The other day our friend at Carpe Diem, Mark Perry, had an interesting blog post where he analyzed an assertion that many of us believe to be true; people vote with their feet.
Many conservatives believe the tax and business climate and overall prospects for economic growth to be significant factors when deciding to relocate. Others scoff at the claim and believe economic policies are only play a secondary role in such decisions.
To test these claims, Perry studied data from the top ten states for inbound and outbound moves He analyzed how states performed on a variety of tax burden, business climate, fiscal health and economic measures.
Why is this important to North Carolinians? Because – for several years now – North Carolina has had one of the highest rates of in-migration of the fifty states. Certainly, among the top ten states. In 2017, according to North American Van Lines Migration report, North Carolina was tied for the 3rd highest in-migration rate with South Carolina, only behind Arizona and Idaho.
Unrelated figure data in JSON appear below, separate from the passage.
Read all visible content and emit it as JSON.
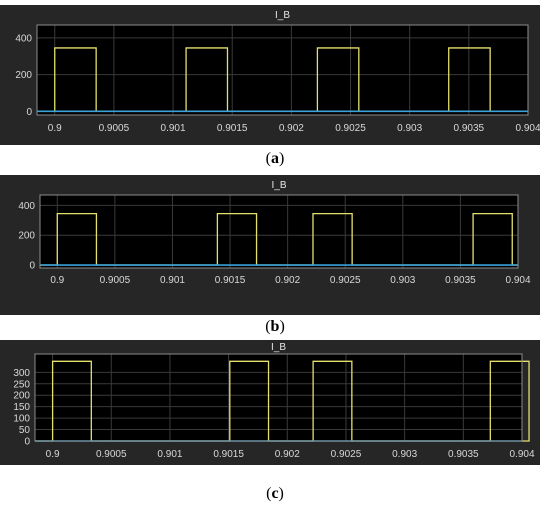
{
  "chart_data": [
    {
      "type": "line",
      "title": "I_B",
      "caption_letter": "a",
      "xlim": [
        0.89985,
        0.904
      ],
      "ylim": [
        -20,
        470
      ],
      "x_ticks": [
        "0.9",
        "0.9005",
        "0.901",
        "0.9015",
        "0.902",
        "0.9025",
        "0.903",
        "0.9035",
        "0.904"
      ],
      "y_ticks": [
        "400",
        "200",
        "0"
      ],
      "grid": true,
      "series": [
        {
          "color": "#e5e06b",
          "pulses": [
            [
              0.9,
              0.90035
            ],
            [
              0.90111,
              0.90146
            ],
            [
              0.90222,
              0.90257
            ],
            [
              0.90333,
              0.90368
            ]
          ],
          "level": 345
        },
        {
          "color": "#3aa3d9",
          "constant": 0
        }
      ]
    },
    {
      "type": "line",
      "title": "I_B",
      "caption_letter": "b",
      "xlim": [
        0.89985,
        0.904
      ],
      "ylim": [
        -20,
        470
      ],
      "x_ticks": [
        "0.9",
        "0.9005",
        "0.901",
        "0.9015",
        "0.902",
        "0.9025",
        "0.903",
        "0.9035",
        "0.904"
      ],
      "y_ticks": [
        "400",
        "200",
        "0"
      ],
      "grid": true,
      "series": [
        {
          "color": "#e5e06b",
          "pulses": [
            [
              0.9,
              0.90034
            ],
            [
              0.90139,
              0.90173
            ],
            [
              0.90222,
              0.90256
            ],
            [
              0.90361,
              0.90395
            ]
          ],
          "level": 345
        },
        {
          "color": "#3aa3d9",
          "constant": 0
        }
      ]
    },
    {
      "type": "line",
      "title": "I_B",
      "caption_letter": "c",
      "xlim": [
        0.89985,
        0.904
      ],
      "ylim": [
        0,
        380
      ],
      "x_ticks": [
        "0.9",
        "0.9005",
        "0.901",
        "0.9015",
        "0.902",
        "0.9025",
        "0.903",
        "0.9035",
        "0.904"
      ],
      "y_ticks": [
        "300",
        "250",
        "200",
        "150",
        "100",
        "50",
        "0"
      ],
      "grid": true,
      "series": [
        {
          "color": "#e5e06b",
          "pulses": [
            [
              0.9,
              0.90033
            ],
            [
              0.90151,
              0.90184
            ],
            [
              0.90222,
              0.90255
            ],
            [
              0.90373,
              0.90406
            ]
          ],
          "level": 348
        },
        {
          "color": "#3aa3d9",
          "constant": 0
        }
      ]
    }
  ]
}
So, what did Perry find? He writes:
There is empirical evidence that Americans do “vote with their feet” when they relocate from one state to another, and the evidence suggests that Americans are moving from states that are relatively more economically stagnant, fiscally unhealthy states with higher tax burdens and unfriendly business climates with fewer economic and job opportunities, to fiscally sound states that are relatively more economically vibrant, dynamic and business-friendly, with lower tax and regulatory burdens and more economic and job opportunities.
Common sense to many who move and a message policymakers need to hear.